Machine Learning Model for Real Estate Price Prediction

Predicting House Prices(Real Estate) is one of the most practical and popular applications of machine learning. Predicting House prices is a classic machine learning problem that combines data analysis, feature engineering, and regression modeling. In this step by step guide, we will build a price prediction model using a real estate dataset in Pthon. In this blog post we will cover the following topics:

Loading and exploring the data
Cleaning and preprocessing
Splitting the data
Training the model
Evaluating performance
Interpreting feature importance
Making predictions on new data

Step 1: Load the Dataset

Download the dataset from kaggle:- real_estate.csv First we will load the Dataset with the following columns:

Location
Size (sqft)
Bedrooms
Bathrooms
Year Built
Price

import pandas as pd

# Load the dataset
df = pd.read_csv(‘real_estate.csv’)
print(df.head())

Step 2: Data Preprocessing

Clean and Preprocess The data

Before training a model, we need to clean and prepare the data.

Handle Missing Values

Missing data can break your model or distort its predictions. Let us inspect and remove incomplete rows:

# Check for missing values
print(df.isnull().sum())

# Fill or drop missing values
df = df.dropna()

Note: We can also fill missing values with mean/median if data is sparse.

Encode Categorical Variables

Machine learning models do not understand text, so we need to convert categorical data like Location into numbers using one-hot encoding:

# Convert 'Location' to numerical using one-hot encoding
df = pd.get_dummies(df, columns=['Location'], drop_first=True)

Separate Features and Target

We now split the data into input features (X) and the target variable (y):

X = df.drop('Price', axis=1)  # Features
y = df['Price']               # Target

Step 3: Split the Data

To evaluate our model properly, We will split the data into training and testing sets.
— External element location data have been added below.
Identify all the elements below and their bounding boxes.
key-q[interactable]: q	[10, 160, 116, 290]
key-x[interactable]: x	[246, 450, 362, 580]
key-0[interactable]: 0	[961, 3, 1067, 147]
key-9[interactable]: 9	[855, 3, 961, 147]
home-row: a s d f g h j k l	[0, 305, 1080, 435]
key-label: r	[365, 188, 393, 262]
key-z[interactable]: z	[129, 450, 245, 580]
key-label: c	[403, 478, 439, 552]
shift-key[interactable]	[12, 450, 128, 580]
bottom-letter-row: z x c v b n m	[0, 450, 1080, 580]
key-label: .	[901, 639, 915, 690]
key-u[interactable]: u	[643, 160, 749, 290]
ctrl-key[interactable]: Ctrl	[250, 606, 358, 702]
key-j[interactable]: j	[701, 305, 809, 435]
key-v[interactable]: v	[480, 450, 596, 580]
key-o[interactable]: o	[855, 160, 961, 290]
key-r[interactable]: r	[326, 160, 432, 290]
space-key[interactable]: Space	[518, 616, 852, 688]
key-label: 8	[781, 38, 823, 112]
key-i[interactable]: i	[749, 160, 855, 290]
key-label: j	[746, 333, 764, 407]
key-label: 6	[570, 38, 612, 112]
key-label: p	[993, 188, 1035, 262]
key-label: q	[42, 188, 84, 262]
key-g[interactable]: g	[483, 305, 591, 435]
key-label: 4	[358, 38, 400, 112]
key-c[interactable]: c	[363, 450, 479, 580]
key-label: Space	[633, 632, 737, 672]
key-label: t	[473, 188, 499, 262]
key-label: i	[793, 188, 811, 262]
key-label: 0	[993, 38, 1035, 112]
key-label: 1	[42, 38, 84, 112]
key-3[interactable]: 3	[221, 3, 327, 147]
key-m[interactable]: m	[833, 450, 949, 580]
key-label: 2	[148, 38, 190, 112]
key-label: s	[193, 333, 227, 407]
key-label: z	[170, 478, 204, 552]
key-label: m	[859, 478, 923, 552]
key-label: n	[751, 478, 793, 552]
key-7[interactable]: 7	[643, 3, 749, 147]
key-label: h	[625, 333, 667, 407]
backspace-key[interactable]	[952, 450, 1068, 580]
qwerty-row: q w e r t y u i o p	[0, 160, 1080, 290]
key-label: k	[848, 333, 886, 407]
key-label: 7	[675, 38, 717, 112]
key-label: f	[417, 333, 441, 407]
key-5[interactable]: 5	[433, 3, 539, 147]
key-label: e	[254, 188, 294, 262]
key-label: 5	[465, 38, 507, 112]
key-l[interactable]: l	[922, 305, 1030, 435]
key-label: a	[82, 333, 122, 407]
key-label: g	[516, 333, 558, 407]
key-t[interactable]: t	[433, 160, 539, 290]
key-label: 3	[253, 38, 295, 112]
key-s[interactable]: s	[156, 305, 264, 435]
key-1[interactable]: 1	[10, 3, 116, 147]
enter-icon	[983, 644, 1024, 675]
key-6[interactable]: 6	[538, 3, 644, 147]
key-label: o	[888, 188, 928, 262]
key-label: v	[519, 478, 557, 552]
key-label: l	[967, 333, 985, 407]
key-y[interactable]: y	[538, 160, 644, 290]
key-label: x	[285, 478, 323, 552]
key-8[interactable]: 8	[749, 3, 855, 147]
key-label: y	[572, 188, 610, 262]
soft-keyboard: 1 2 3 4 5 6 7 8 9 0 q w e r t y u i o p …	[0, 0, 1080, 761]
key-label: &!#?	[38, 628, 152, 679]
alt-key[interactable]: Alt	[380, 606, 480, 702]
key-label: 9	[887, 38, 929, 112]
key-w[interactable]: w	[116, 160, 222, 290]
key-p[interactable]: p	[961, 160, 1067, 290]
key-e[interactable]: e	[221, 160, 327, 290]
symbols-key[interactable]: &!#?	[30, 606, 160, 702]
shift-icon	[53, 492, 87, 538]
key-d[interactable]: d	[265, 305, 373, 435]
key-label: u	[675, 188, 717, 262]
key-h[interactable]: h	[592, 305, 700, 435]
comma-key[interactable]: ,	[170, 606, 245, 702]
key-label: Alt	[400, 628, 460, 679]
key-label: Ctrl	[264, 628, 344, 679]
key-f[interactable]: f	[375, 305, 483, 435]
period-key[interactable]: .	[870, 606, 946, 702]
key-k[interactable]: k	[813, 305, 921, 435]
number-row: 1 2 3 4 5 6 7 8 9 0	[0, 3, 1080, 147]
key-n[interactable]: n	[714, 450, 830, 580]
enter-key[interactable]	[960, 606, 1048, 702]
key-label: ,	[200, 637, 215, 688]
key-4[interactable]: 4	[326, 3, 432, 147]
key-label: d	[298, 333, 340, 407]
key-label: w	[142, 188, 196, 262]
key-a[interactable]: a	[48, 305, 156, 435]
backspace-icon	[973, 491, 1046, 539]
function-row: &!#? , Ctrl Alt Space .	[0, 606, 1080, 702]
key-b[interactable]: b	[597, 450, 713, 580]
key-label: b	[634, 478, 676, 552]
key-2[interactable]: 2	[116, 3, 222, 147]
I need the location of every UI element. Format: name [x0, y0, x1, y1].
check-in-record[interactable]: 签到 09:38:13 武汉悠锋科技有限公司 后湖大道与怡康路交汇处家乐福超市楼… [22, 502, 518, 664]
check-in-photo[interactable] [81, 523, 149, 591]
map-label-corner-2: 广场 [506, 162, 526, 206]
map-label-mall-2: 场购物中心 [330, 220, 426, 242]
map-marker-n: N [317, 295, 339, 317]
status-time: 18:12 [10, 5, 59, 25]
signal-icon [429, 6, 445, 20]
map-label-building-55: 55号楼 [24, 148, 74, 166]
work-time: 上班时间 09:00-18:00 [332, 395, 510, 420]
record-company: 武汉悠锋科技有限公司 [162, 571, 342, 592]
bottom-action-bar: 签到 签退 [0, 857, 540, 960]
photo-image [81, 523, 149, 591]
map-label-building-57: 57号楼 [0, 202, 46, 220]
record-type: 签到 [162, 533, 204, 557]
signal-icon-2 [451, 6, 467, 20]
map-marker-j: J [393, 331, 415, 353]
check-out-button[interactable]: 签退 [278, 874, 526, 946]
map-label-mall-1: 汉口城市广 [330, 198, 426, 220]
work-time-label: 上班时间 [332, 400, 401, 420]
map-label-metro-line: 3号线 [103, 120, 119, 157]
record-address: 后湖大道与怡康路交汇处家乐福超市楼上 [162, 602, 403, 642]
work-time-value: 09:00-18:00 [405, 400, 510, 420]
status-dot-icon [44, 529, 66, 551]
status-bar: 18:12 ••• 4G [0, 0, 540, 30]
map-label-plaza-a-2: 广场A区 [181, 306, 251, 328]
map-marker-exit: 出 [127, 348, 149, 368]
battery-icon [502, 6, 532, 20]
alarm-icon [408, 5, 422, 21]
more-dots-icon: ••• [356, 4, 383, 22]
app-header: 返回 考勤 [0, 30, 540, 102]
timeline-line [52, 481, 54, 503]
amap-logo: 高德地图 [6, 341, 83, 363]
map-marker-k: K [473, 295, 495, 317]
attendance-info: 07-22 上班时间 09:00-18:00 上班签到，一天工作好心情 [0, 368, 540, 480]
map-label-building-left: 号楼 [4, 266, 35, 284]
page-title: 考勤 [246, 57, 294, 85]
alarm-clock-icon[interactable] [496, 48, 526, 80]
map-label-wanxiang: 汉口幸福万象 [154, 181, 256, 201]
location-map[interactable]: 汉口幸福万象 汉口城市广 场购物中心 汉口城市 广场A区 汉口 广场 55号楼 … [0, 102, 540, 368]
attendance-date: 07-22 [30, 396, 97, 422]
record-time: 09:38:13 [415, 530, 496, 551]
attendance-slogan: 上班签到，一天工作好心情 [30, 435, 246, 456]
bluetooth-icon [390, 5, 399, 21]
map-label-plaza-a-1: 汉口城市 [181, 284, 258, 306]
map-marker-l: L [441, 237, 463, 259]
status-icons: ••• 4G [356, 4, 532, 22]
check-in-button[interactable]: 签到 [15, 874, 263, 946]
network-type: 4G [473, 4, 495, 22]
from sklearn.model_selection import train_test_split

X_train, X_test, y_train, y_test = train_test_split(X, y, test_size=0.2, random_state=42)

Step 4: Train the Model

We will use a Random Forest Regressor a powerful and easy-to-use ensemble learning model:

from sklearn.ensemble import RandomForestRegressor

model = RandomForestRegressor(n_estimators=100, random_state=42)
model.fit(X_train, y_train)

Step 5: Evaluate the Model Performance

To measure how well the model is doing, we shall use:

Mean Squared Error (MSE): Measures average squared prediction error
R² Score: Measures how well the variance in price is explained by the model

Let’s check how well our model performs.

from sklearn.metrics import mean_squared_error, r2_score

y_pred = model.predict(X_test)

mse = mean_squared_error(y_test, y_pred)
r2 = r2_score(y_test, y_pred)

print(f"Mean Squared Error: {mse:.2f}")
print(f"R² Score: {r2:.2f}")

Step 6: Understanding Feature Importance

Understanding which features influence price the most. Let’s visualize that:

import matplotlib.pyplot as plt

feature_importances = pd.Series(model.feature_importances_, index=X.columns)
feature_importances.nlargest(10).plot(kind='barh')
plt.title("Top 10 Feature Importances")
plt.show()

Step 7: Make Predictions

Now you can use the model to predict prices for new listings. With the trained model, you can now predict the price of new homes. Just be sure to include all required features (with the same encoding):

# Example input
new_listing = pd.DataFrame({
    'Size (sqft)': [2000],
    'Bedrooms': [3],
    'Bathrooms': [2],
    'Year Built': [2010],
    'Location_New York': [1],  # Assuming one-hot encoded location
    # Add other location columns as needed
})

predicted_price = model.predict(new_listing)
print(f"Predicted Price: ${predicted_price[0]:,.2f}")

Final Thoughts

This project demonstrates how to build a regression model for real estate price prediction using Python and scikit-learn. You can improve it by:

Using advanced models like XGBoost or LightGBM
Performing hyperparameter tuning
Adding more features like proximity to schools, crime rates, etc.